やはり帰ってから調べたところ、妙行寺さん、元は四谷の隣の信濃町にあって、明治になってから巣鴨に移転したとのこと。それなら納得です。
光雲作の観音像、うなぎだけでなく、お岩さんの魂も供養していただきたいものです。
この手の光雲が原型を手がけた仏像のたぐいは、都内のあちこちの寺院で見ることが出来ます。浅草寺の沙竭羅龍王像などもその一つ。

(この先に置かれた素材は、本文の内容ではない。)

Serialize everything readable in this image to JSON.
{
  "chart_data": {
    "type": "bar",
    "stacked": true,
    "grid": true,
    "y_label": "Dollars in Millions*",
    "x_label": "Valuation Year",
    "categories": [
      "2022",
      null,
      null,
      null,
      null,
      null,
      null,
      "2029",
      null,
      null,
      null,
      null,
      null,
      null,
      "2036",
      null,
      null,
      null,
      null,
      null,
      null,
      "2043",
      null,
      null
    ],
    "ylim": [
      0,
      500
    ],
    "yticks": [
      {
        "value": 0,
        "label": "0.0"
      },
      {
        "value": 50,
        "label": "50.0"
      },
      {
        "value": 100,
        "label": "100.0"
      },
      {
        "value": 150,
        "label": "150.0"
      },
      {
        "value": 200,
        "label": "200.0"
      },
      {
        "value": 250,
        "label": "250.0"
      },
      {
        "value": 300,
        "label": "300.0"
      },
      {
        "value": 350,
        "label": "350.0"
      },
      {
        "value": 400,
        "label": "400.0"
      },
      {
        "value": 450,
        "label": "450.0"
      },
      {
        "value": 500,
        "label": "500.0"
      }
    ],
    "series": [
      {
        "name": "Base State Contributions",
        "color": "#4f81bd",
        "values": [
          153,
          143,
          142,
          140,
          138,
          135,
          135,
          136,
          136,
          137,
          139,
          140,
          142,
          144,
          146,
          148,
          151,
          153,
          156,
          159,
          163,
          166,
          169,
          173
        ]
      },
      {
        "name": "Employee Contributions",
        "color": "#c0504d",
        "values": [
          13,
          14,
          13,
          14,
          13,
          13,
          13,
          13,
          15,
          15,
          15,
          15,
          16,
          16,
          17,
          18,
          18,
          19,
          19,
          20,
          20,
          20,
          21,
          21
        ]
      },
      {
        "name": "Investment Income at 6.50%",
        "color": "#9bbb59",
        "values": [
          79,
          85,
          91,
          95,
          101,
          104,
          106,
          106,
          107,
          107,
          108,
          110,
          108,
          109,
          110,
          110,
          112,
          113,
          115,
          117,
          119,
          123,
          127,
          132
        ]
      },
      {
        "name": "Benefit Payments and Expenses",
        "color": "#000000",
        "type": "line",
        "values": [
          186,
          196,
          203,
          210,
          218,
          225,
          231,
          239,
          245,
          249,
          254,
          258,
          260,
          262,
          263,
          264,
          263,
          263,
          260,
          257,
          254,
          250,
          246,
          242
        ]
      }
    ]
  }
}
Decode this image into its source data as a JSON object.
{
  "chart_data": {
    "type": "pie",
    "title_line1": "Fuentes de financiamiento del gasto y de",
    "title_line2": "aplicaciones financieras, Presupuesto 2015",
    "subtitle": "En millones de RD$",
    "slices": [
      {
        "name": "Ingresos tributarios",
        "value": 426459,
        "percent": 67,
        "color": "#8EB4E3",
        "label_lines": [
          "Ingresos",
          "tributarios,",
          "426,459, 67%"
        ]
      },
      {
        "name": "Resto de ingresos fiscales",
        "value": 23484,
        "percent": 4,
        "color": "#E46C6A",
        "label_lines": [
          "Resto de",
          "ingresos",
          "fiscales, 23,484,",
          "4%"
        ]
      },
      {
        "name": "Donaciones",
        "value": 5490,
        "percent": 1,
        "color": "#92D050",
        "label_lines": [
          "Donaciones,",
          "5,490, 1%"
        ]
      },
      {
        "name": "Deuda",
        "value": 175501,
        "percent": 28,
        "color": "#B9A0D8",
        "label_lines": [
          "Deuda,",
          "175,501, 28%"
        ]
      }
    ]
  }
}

また折を見て他の寺院の像を拝観し、レポートしたいと思っております。
【今日は何の日・光太郎 拾遺】 6月22日
明治43年(1910)の今日、智恵子が旧制米沢中学の生徒・鈴木謙二郎に宛てて葉書を書きました。
実はねからだがあまり思はしくなかつたのであれから今迄房州に行て居りましたのです 昨夕帰て御はがきを拝見しました さうでしたか けふは廿二日 もう退院なすつたかとも存じますが如何です 其後の御経過はお宜しいですか 其中都合して病院ならば御伺したいと思ますが女は不自由で困ります、まァ折角御摂養して御全快の程祈上ます
鈴木は智恵子の七歳年下。明治40年(1907)、智恵子が父と弟と共に、福島県北部の原釜海岸にあった金波館という旅館での潮湯治(海水浴をそう呼んでいました)逗留中に知り合い、以後、姉弟のように文通をするようになりました。この書簡の「実はね」という書き出しも姉のような雰囲気ですね。
智恵子から鈴木宛の書簡は17通確認されています。智恵子の書簡は70通ほどしか見つかっていません(まだまだどこかに眠っていそうですが)ので、そのうちの17通というのは、かなりのパーセントです。
鈴木はこの時、東京帝大病院の耳鼻科病棟に入院していたとのこと。